When a photon of light strikes a chlorophyll molecule, it starts a process that splits water molecules. This gives off oxygen for us to breathe and creates ATP, a compound that includes ribose (a sugar), phosphates and the nitrogen compound adenine. ATP is a high-energy compound, providing energy when a phosphate is removed. Hydrogen freed from the split water compound is transported for further use.
Sugars Are Formed
Using carbon dioxide, the ATP and hydrogen produce glucose, another sugar, and water. The sugar gets transported from cells in the plant's leaves to other parts of the plant where it is stored (in fruits, tubers and roots) or modified into either starch, fat or protein through the action of enzymes, which are complex protein molecules.
Carbohydrates are Formed
When the simple sugars are changed to carbohydrates, the result is starch, cellulose and other more complex sugars like sucrose. Carbohydrates are made of carbon, hydrogen and oxygen. Cellulose is a chain of glucose molecules that form fibrous bundles that the plant uses to build stems and leaves. Sucrose is used by the plant to transport simple sugars throughout the plant.

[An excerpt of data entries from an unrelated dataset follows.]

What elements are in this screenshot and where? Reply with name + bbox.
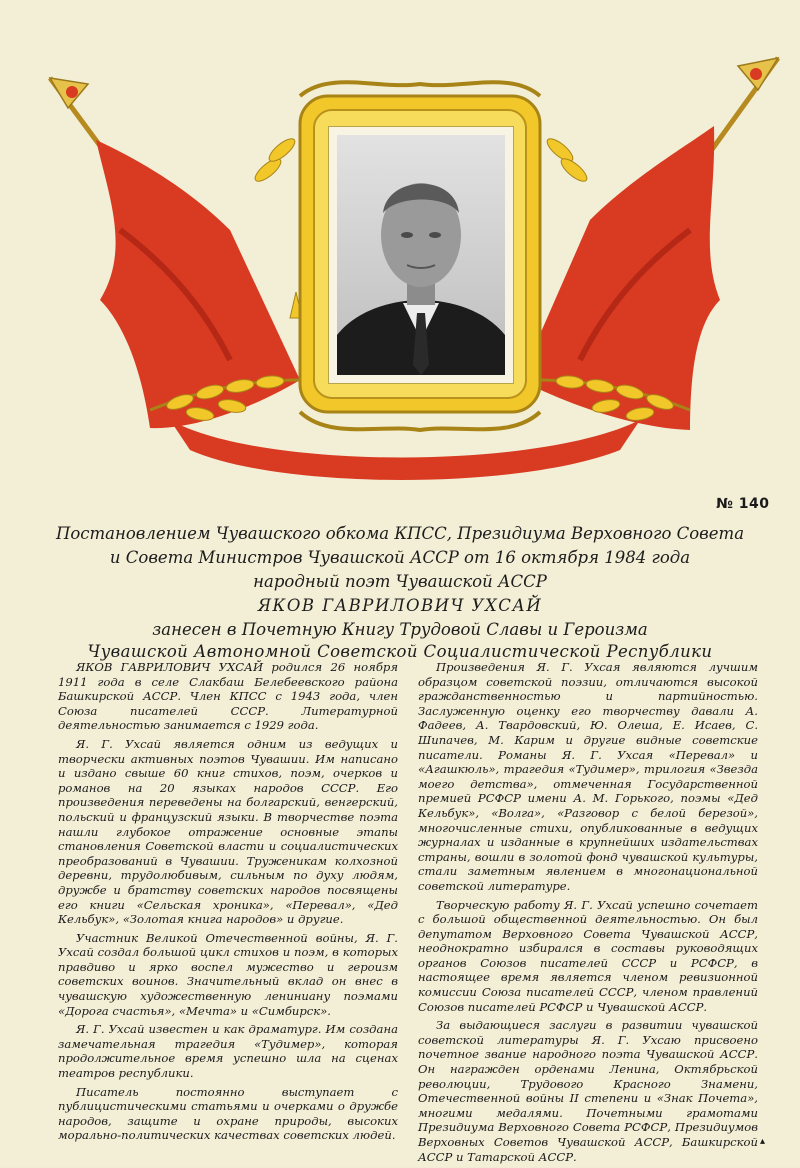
decree-line-5: занесен в Почетную Книгу Трудовой Славы и Героизма xyxy=(152,620,648,639)
paragraph: Творческую работу Я. Г. Ухсай успешно сочетает с большой общественной деятельностью. Он был депутатом Верховного Совета Чувашской АССР, неоднократно избирался в составы руководящих органов Союзов писателей СССР и РСФСР, в настоящее время является членом ревизионной комиссии Союза писателей СССР, членом правлений Союзов писателей РСФСР и Чувашской АССР. xyxy=(418,897,758,1014)
honoree-name: ЯКОВ ГАВРИЛОВИЧ УХСАЙ xyxy=(257,596,543,615)
paragraph: Я. Г. Ухсай известен и как драматург. Им создана замечательная трагедия «Тудимер», которая продолжительное время успешно шла на сценах театров республики. xyxy=(58,1022,398,1081)
decree-line-3: народный поэт Чувашской АССР xyxy=(253,572,547,591)
right-hammer-sickle-icon xyxy=(750,68,762,80)
decree-line-6: Чувашской Автономной Советской Социалистической Республики xyxy=(87,642,713,661)
paragraph: Писатель постоянно выступает с публицистическими статьями и очерками о дружбе народов, защите и охране природы, высоких морально-политических качествах советских людей. xyxy=(58,1084,398,1143)
paragraph: Я. Г. Ухсай является одним из ведущих и творчески активных поэтов Чувашии. Им написано и издано свыше 60 книг стихов, поэм, очерков и романов на 20 языках народов СССР. Его произведения переведены на болгарский, венгерский, польский и французский языки. В творчестве поэта нашли глубокое отражение основные этапы становления Советской власти и социалистических преобразований в Чувашии. Труженикам колхозной деревни, трудолюбивым, сильным по духу людям, дружбе и братству советских народов посвящены его книги «Сельская хроника», «Перевал», «Дед Кельбук», «Золотая книга народов» и другие. xyxy=(58,736,398,927)
biography-right-column xyxy=(418,660,758,1168)
biography-left-column xyxy=(58,660,398,1147)
portrait-frame xyxy=(328,126,514,384)
portrait-photo xyxy=(337,135,505,375)
end-mark: ▴ xyxy=(760,1136,766,1147)
right-red-flag xyxy=(520,126,720,430)
paragraph: Произведения Я. Г. Ухсая являются лучшим образцом советской поэзии, отличаются высокой гражданственностью и партийностью. Заслуженную оценку его творчеству давали А. Фадеев, А. Твардовский, Ю. Олеша, Е. Исаев, С. Шипачев, М. Карим и другие видные советские писатели. Романы Я. Г. Ухсая «Перевал» и «Агашкюль», трагедия «Тудимер», трилогия «Звезда моего детства», отмеченная Государственной премией РСФСР имени А. М. Горького, поэмы «Дед Кельбук», «Волга», «Разговор с белой березой», многочисленные стихи, опубликованные в ведущих журналах и изданные в крупнейших издательствах страны, вошли в золотой фонд чувашской культуры, стали заметным явлением в многонациональной советской литературе. xyxy=(418,660,758,893)
paragraph: ЯКОВ ГАВРИЛОВИЧ УХСАЙ родился 26 ноября 1911 года в селе Слакбаш Белебеевского района Башкирской АССР. Член КПСС с 1943 года, член Союза писателей СССР. Литературной деятельностью занимается с 1929 года. xyxy=(58,660,398,733)
paragraph: За выдающиеся заслуги в развитии чувашской советской литературы Я. Г. Ухсаю присвоено почетное звание народного поэта Чувашской АССР. Он награжден орденами Ленина, Октябрьской революции, Трудового Красного Знамени, Отечественной войны II степени и «Знак Почета», многими медалями. Почетными грамотами Президиума Верховного Совета РСФСР, Президиумов Верховных Советов Чувашской АССР, Башкирской АССР и Татарской АССР. xyxy=(418,1018,758,1164)
decree-line-2: и Совета Министров Чувашской АССР от 16 октября 1984 года xyxy=(109,548,691,567)
decree-line-1: Постановлением Чувашского обкома КПСС, Президиума Верховного Совета xyxy=(55,524,745,543)
paragraph: Участник Великой Отечественной войны, Я. Г. Ухсай создал большой цикл стихов и поэм, в которых правдиво и ярко воспел мужество и героизм советских воинов. Значительный вклад он внес в чувашскую художественную лениниану поэмами «Дорога счастья», «Мечта» и «Симбирск». xyxy=(58,930,398,1018)
record-number: № 140 xyxy=(716,496,770,512)
left-star-icon xyxy=(66,86,78,98)
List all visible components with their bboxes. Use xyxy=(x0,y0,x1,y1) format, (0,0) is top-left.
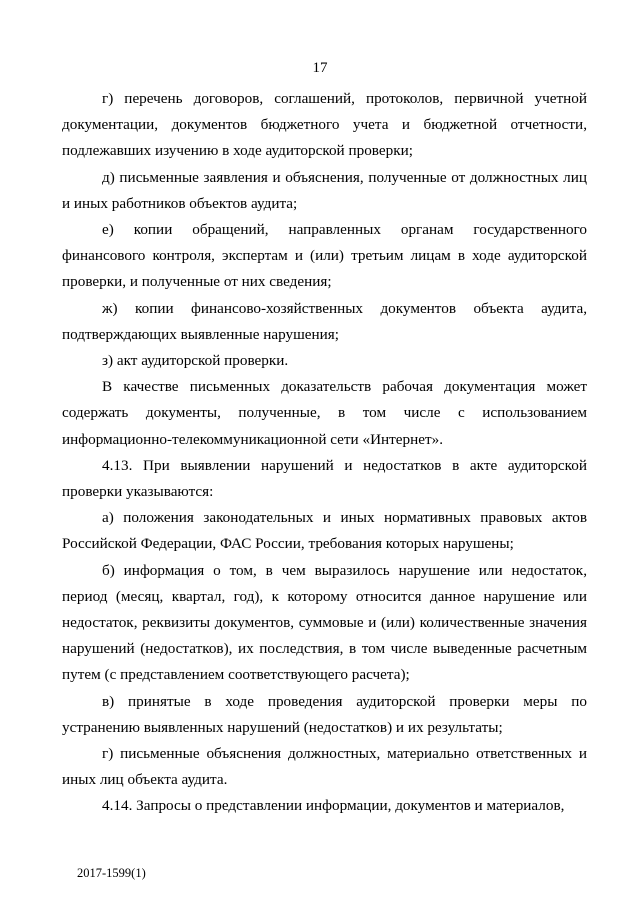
paragraph-g-explanations: г) письменные объяснения должностных, материально ответственных и иных лиц объекта аудита. xyxy=(62,745,587,789)
paragraph-4-13: 4.13. При выявлении нарушений и недостатков в акте аудиторской проверки указываются: xyxy=(62,456,587,501)
paragraph-written-evidence: В качестве письменных доказательств рабочая документация может содержать документы, полученные, в том числе с использованием информационно-телекоммуникационной сети «Интернет». xyxy=(62,378,587,448)
paragraph-e-copies-requests: е) копии обращений, направленных органам государственного финансового контроля, экспертам и (или) третьим лицам в ходе аудиторской проверки, и полученные от них сведения; xyxy=(62,221,587,291)
paragraph-a-provisions: а) положения законодательных и иных нормативных правовых актов Российской Федерации, ФАС России, требования которых нарушены; xyxy=(62,509,587,553)
paragraph-zh-copies-documents: ж) копии финансово-хозяйственных документов объекта аудита, подтверждающих выявленные нарушения; xyxy=(62,299,587,343)
document-body xyxy=(62,86,587,820)
document-code: 2017-1599(1) xyxy=(77,866,146,880)
paragraph-g-list: г) перечень договоров, соглашений, протоколов, первичной учетной документации, документов бюджетного учета и бюджетной отчетности, подлежавших изучению в ходе аудиторской проверки; xyxy=(62,90,587,160)
paragraph-d-statements: д) письменные заявления и объяснения, полученные от должностных лиц и иных работников объектов аудита; xyxy=(62,168,587,212)
paragraph-4-14: 4.14. Запросы о представлении информации, документов и материалов, xyxy=(102,797,565,815)
paragraph-z-audit-act: з) акт аудиторской проверки. xyxy=(102,352,289,370)
paragraph-b-information: б) информация о том, в чем выразилось нарушение или недостаток, период (месяц, квартал, год), к которому относится данное нарушение или недостаток, реквизиты документов, суммовые и (или) количественные значения нарушений (недостатков), их последствия, в том числе выведенные расчетным путем (с представлением соответствующего расчета); xyxy=(62,561,587,684)
page-number: 17 xyxy=(312,60,328,76)
paragraph-v-measures: в) принятые в ходе проведения аудиторской проверки меры по устранению выявленных нарушений (недостатков) и их результаты; xyxy=(62,692,587,736)
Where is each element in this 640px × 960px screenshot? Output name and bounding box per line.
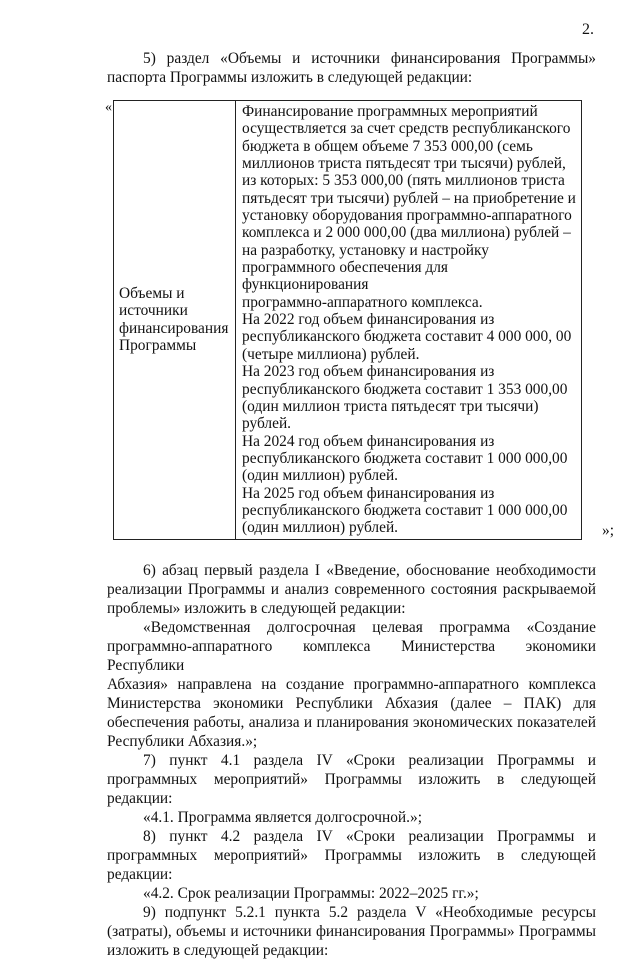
text-line: 8) пункт 4.2 раздела IV «Сроки реализации Программы и — [143, 827, 596, 845]
text-line: программного обеспечения для функционирования — [242, 259, 448, 294]
closing-quote: »; — [602, 521, 614, 539]
text-line: Программы — [119, 337, 197, 355]
text-line: программных мероприятий» Программы изложить в следующей редакции: — [107, 846, 596, 883]
text-line: реализации Программы и анализ современного состояния раскрываемой — [107, 580, 596, 598]
table-content-cell — [236, 101, 581, 539]
text-line: (затраты), объемы и источники финансирования Программы» Программы — [107, 922, 596, 940]
text-line: установку оборудования программно-аппаратного — [242, 207, 572, 225]
text-line: На 2022 год объем финансирования из — [242, 311, 495, 329]
text-line: (четыре миллиона) рублей. — [242, 345, 420, 363]
text-line: бюджета в общем объеме 7 353 000,00 (семь — [242, 137, 533, 155]
text-line: 7) пункт 4.1 раздела IV «Сроки реализации Программы и — [143, 751, 596, 769]
text-line: Абхазия» направлена на создание программно-аппаратного комплекса — [107, 675, 596, 693]
table-label-cell — [114, 101, 236, 539]
text-line: республиканского бюджета составит 1 000 000,00 — [242, 501, 568, 519]
text-line: изложить в следующей редакции: — [107, 941, 329, 959]
text-line: 6) абзац первый раздела I «Введение, обоснование необходимости — [143, 561, 596, 579]
text-line: «4.2. Срок реализации Программы: 2022–2025 гг.»; — [143, 884, 479, 902]
text-line: программных мероприятий» Программы изложить в следующей редакции: — [107, 770, 596, 807]
text-line: республиканского бюджета составит 4 000 000, 00 — [242, 328, 572, 346]
text-line: (один миллион) рублей. — [242, 467, 399, 485]
financing-table — [113, 100, 582, 540]
text-line: пятьдесят три тысячи) рублей – на приобретение и — [242, 189, 576, 207]
text-line: Финансирование программных мероприятий — [242, 103, 538, 120]
text-line: финансирования — [119, 319, 229, 337]
text-line: республиканского бюджета составит 1 353 000,00 — [242, 380, 568, 398]
paragraph-line: 5) раздел «Объемы и источники финансирования Программы» — [143, 50, 596, 67]
text-line: на разработку, установку и настройку — [242, 241, 489, 259]
text-line: Объемы и — [119, 284, 185, 302]
document-page — [105, 20, 614, 960]
text-line: республиканского бюджета составит 1 000 000,00 — [242, 449, 568, 467]
text-line: «4.1. Программа является долгосрочной.»; — [143, 808, 422, 826]
page-number: 2. — [582, 21, 594, 38]
text-line: рублей. — [242, 415, 292, 433]
text-line: осуществляется за счет средств республиканского — [242, 120, 571, 138]
text-line: миллионов триста пятьдесят три тысячи) рублей, — [242, 155, 566, 173]
text-line: из которых: 5 353 000,00 (пять миллионов триста — [242, 172, 565, 190]
text-line: программно-аппаратного комплекса. — [242, 293, 483, 311]
text-line: (один миллион триста пятьдесят три тысячи) — [242, 397, 539, 415]
text-line: комплекса и 2 000 000,00 (два миллиона) рублей – — [242, 224, 571, 242]
paragraph-line: паспорта Программы изложить в следующей редакции: — [107, 69, 473, 86]
financing-table-row — [105, 100, 614, 540]
text-line: обеспечения работы, анализа и планирования экономических показателей — [107, 713, 596, 731]
amendments-body — [107, 561, 596, 960]
text-line: проблемы» изложить в следующей редакции: — [107, 599, 406, 617]
text-line: На 2023 год объем финансирования из — [242, 363, 495, 381]
text-line: источники — [119, 302, 188, 320]
text-line: Республики Абхазия.»; — [107, 732, 258, 750]
text-line: (один миллион) рублей. — [242, 519, 399, 537]
text-line: 9) подпункт 5.2.1 пункта 5.2 раздела V «Необходимые ресурсы — [143, 903, 596, 921]
text-line: На 2025 год объем финансирования из — [242, 484, 495, 502]
item-5-paragraph — [107, 49, 596, 87]
text-line: «Ведомственная долгосрочная целевая программа «Создание — [143, 618, 596, 636]
text-line: программно-аппаратного комплекса Министерства экономики Республики — [107, 637, 596, 674]
opening-quote: « — [105, 100, 112, 115]
text-line: На 2024 год объем финансирования из — [242, 432, 495, 450]
text-line: Министерства экономики Республики Абхазия (далее – ПАК) для — [107, 694, 596, 712]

Fats are also made of carbon, hydrogen and oxygen, but there is more hydrogen in proportion to oxygen.They provide more energy than carbohydrates, so it makes sense that nuts and seeds are often rich in fat and oil, along with protein, since a new plant must grow from a seed, using its stores to grow until it can gather light and grow roots.
Elements Also Needed
Plants need 16 elements to grow. Air and water supply the carbon, hydrogen and oxygen, but the others must come from the ground where roots collect them so the plant can incorporate them into its life processes and structure.
When we fertilize plants, we are not actually feeding them. We are making it easier for roots to collect these elements. For instance, nitrogen doesn't occur naturally in soil but comes from the decomposition of living matter. Thus fertilizer formulas often contain nitrogen.